Any applicant who is qualified to receive a discount under this section and who fails to file an application by March 1 may file an application for the discount and may file, pursuant to s. 194.011(3), a petition with the value adjustment board requesting that the discount be granted. Such application and petition shall be subject to the same procedures as for exemptions set forth in s. 196.011(8).
(5) If the property appraiser denies the request for a discount, the appraiser must notify the applicant in writing, stating the reasons for denial, on or before July 1 of the year for which the application was filed. The applicant may reapply for the discount in a subsequent year using the procedure in this section.
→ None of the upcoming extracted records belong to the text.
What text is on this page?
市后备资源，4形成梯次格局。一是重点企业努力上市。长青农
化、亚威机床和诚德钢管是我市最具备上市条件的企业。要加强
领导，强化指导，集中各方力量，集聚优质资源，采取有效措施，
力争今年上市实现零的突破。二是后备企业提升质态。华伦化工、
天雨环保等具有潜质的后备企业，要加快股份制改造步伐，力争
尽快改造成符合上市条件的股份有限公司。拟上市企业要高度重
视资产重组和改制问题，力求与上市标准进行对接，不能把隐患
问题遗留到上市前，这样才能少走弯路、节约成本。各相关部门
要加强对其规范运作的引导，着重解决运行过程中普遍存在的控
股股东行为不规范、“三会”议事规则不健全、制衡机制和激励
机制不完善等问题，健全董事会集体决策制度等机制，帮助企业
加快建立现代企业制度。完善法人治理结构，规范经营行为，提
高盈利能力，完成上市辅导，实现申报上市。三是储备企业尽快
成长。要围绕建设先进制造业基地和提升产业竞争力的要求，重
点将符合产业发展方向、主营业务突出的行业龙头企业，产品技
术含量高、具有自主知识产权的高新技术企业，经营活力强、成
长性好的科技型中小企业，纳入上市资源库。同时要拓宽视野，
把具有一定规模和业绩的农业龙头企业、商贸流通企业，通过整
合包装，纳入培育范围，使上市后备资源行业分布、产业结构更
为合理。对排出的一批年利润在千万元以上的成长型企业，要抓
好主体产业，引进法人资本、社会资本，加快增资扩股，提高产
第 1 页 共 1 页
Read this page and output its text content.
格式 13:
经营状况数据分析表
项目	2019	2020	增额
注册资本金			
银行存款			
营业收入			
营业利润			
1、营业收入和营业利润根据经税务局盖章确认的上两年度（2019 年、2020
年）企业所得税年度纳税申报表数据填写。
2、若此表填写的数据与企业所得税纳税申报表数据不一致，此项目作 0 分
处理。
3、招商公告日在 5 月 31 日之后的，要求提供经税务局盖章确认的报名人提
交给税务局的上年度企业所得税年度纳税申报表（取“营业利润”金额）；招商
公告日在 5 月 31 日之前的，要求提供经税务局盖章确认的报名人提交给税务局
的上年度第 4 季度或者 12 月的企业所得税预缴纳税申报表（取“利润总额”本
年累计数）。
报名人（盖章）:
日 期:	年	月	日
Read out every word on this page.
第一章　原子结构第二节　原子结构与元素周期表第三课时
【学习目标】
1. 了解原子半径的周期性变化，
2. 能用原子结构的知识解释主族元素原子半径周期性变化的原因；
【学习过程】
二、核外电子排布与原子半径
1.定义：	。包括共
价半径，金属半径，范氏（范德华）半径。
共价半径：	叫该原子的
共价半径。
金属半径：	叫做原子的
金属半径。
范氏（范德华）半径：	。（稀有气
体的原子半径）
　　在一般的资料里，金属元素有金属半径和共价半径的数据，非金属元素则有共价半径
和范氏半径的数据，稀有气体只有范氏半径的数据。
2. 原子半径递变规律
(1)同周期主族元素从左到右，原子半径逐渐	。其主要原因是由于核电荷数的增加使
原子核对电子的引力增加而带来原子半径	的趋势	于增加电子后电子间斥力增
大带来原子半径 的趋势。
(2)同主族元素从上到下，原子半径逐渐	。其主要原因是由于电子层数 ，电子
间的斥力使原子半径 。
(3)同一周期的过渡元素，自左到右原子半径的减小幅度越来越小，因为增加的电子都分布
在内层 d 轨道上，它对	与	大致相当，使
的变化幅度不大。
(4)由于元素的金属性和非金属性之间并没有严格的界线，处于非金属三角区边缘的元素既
All notifications must specify the right to appeal to the value adjustment board and the procedures to follow in obtaining such an appeal under s. 196.193(5). (6) The property appraiser shall apply the discount by reducing the taxable value before certifying the tax roll to the tax collector.
(a) The property appraiser shall first ascertain all other applicable exemptions, including exemptions provided pursuant to local option, and deduct all other exemptions from the assessed value.
(b) The percentage discount portion of the remaining value which is attributable to service-connected disabilities shall be subtracted to yield the discounted taxable value.
(c) The resulting taxable value shall be included in the certification for use by taxing authorities in setting millage.
(d) The property appraiser shall place the discounted amount on the tax roll when it is extended.
(7) An applicant for the discount under this section may apply for the discount before receiving the necessary documentation from the United States Department of Veterans Affairs or its predecessor. Upon receipt of the documentation, the discount shall be granted as of the date of the original application, and the excess taxes paid shall be refunded. Any refund of excess taxes paid shall be limited to those paid during the 4-year period of limitation set forth in s. 197.182(1)(e).